Da Capo
from Even No. 10, published summer 2018

Just this past winter, in Dallas, I drove a fuel-slurping SUV down a 16-lane freeway to the Nasher Sculpture Center, one of Renzo Piano’s many serene glass boxes. There I held in my hand a sleek brown rock, eight inches long and weighing about five pounds, knapped at the edges and sharpened to a point: a handaxe, found in Mauritania and carved 200,000 years ago. Its maker was Homo erectus, and as I essayed its heft and fondled its symmetrical faces, I tried to imagine its creator — male or female, no one can say — and the world he or she lived in. It wasn’t easy. Between us was not just a difference in species, but a massive drought, a supervolcano eruption, an ice age, an extinction event. There are climates you simply cannot imagine.

Art is long, life is short, goes the aphorism. That leaves out a third player: the planet lasts longest of all, and treats human life and human art with equal disregard. As Annie Godfrey Larmon writes in the cover story of this new issue, climate change exceeds imagination to such a degree as to mock a species that calls itself sapiens. Recently Godfrey Larmon trekked to paleontological sites of a more recent epoch: the age of fossil fuels, when American artists headed west to build monuments intended, in some cases, to last forever. Now several of those earthworks are eroding, even as ever more aesthetes arrive by car or helicopter. Schiller’s classic contrast of art and nature won’t hold much longer. For nature, like art, is anthropogenic now — and The Lightning Field and its cousins need to be rethought for a new, inconceivable age in which weather will have the weight of history.

In this tenth issue, Even turns to matters of environment, evolution, and conservation, to ask who we are and what we will preserve. Climate change is an urban question as much as a rural one, of course, and as Wamuwi Mbao writes from parched Cape Town, some citydwellers can grow boastful about coming first in the climate crisis sweepstakes. Amanda Rees looks over the past year’s outcries over animals in art museums, and wonders at our selective interspecies alliances. Up in the mountains of Nepal, Erica Eisen explores worn Buddhist paintings whose conservators are waging their own kind of decorative destruction.
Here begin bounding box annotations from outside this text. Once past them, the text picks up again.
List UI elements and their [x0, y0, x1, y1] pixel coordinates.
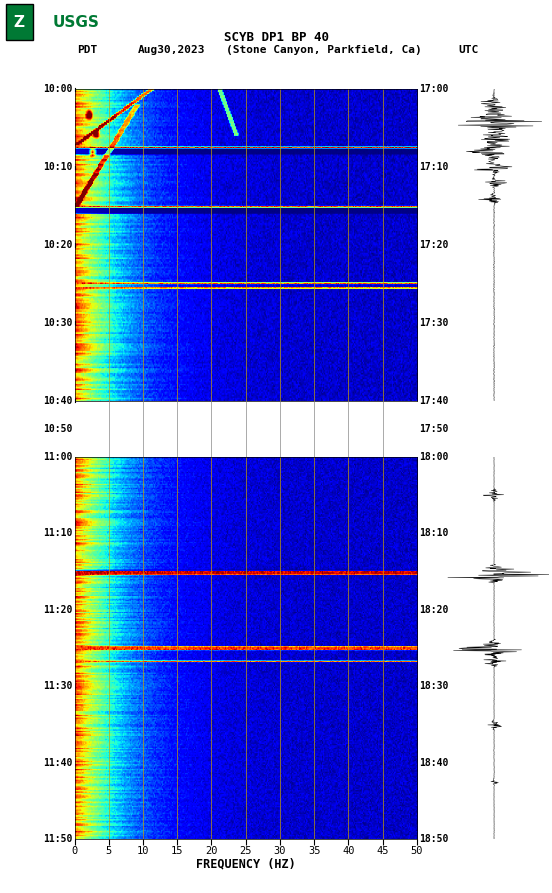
Text: 11:50: 11:50	[43, 834, 72, 845]
Text: 18:20: 18:20	[419, 605, 448, 615]
Text: 18:10: 18:10	[419, 529, 448, 538]
Text: USGS: USGS	[52, 15, 99, 29]
Text: (Stone Canyon, Parkfield, Ca): (Stone Canyon, Parkfield, Ca)	[226, 45, 422, 54]
Text: 10:30: 10:30	[43, 318, 72, 328]
Text: 10:50: 10:50	[43, 424, 72, 434]
Text: 11:20: 11:20	[43, 605, 72, 615]
Text: Aug30,2023: Aug30,2023	[138, 45, 205, 54]
FancyBboxPatch shape	[6, 4, 33, 40]
Text: 17:00: 17:00	[419, 84, 448, 95]
Text: 11:30: 11:30	[43, 681, 72, 691]
Text: 17:50: 17:50	[419, 424, 448, 434]
Text: UTC: UTC	[458, 45, 479, 54]
Text: 10:40: 10:40	[43, 396, 72, 405]
Text: PDT: PDT	[77, 45, 98, 54]
Text: 17:40: 17:40	[419, 396, 448, 405]
Text: 10:00: 10:00	[43, 84, 72, 95]
Text: 17:30: 17:30	[419, 318, 448, 328]
Text: 17:20: 17:20	[419, 240, 448, 250]
Text: 11:10: 11:10	[43, 529, 72, 538]
Text: 18:50: 18:50	[419, 834, 448, 845]
Text: 11:40: 11:40	[43, 758, 72, 768]
Text: Z: Z	[14, 15, 25, 29]
Text: FREQUENCY (HZ): FREQUENCY (HZ)	[196, 857, 295, 871]
Text: 18:30: 18:30	[419, 681, 448, 691]
Text: 17:10: 17:10	[419, 163, 448, 172]
Text: 10:20: 10:20	[43, 240, 72, 250]
Text: 18:40: 18:40	[419, 758, 448, 768]
Text: 18:00: 18:00	[419, 452, 448, 462]
Text: 11:00: 11:00	[43, 452, 72, 462]
Text: 10:10: 10:10	[43, 163, 72, 172]
Text: SCYB DP1 BP 40: SCYB DP1 BP 40	[224, 31, 328, 45]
Even the most conservative estimates from the Intergovernmental Panel on Climate Change confirm that a meaningful retard of this century’s in-progress catastrophe will require the same mustering of forces that the last century brought to total war. If we have any hope at all, it starts in the imagination — in the hazy feeling that other lives, and species, are like our own, and that as authors of our own downfall we can be our own redeemers too. One of art’s only functions is to embody our ideals when the world outside disfavors them. That is what a painting does, or a lightning field, even: it reminds you what to live for.

—Jason Farago, editor

Louis Le Coeur. Fête du Sacre et Couronnement de Leurs Majestés Impériales. 1804. Etching and aquatint. 15½ × 12½ in. Metropolitan Museum of Art, New York.

Break out the champagne. A varied crowd of revelers, some in fancy frock coats but many in simple white bonnets, has scampered down to the quay by the Hôtel de Ville. Fireworks blast off in the thick, sooty air, and an unsinkable three-masted boat, symbol of the capital, rises up from the floor of the Seine. And to the left of the scene, topped by a lustrous halo, is an effigy of a man on horseback, charging forward over a huge painted backdrop of the Alps: mountains brought to Paris, David’s great propaganda portrait brought to life.
 
When Napoleon Bonaparte crowned himself emperor in 1804, grabbing the thing out of the hands of Pope Pius VII, the festivities stretched well past Notre-Dame. Yet just a decade previously a guillotine sat here, its blade cheered daily by Frenchmen committed to no more figureheads. It turns out that the hunger for doing things yourself waxes and wanes, and that no philosopher or firebrand is sure what form is optimal for public happiness. Something is ending; something is beginning; both occasions are worth a party.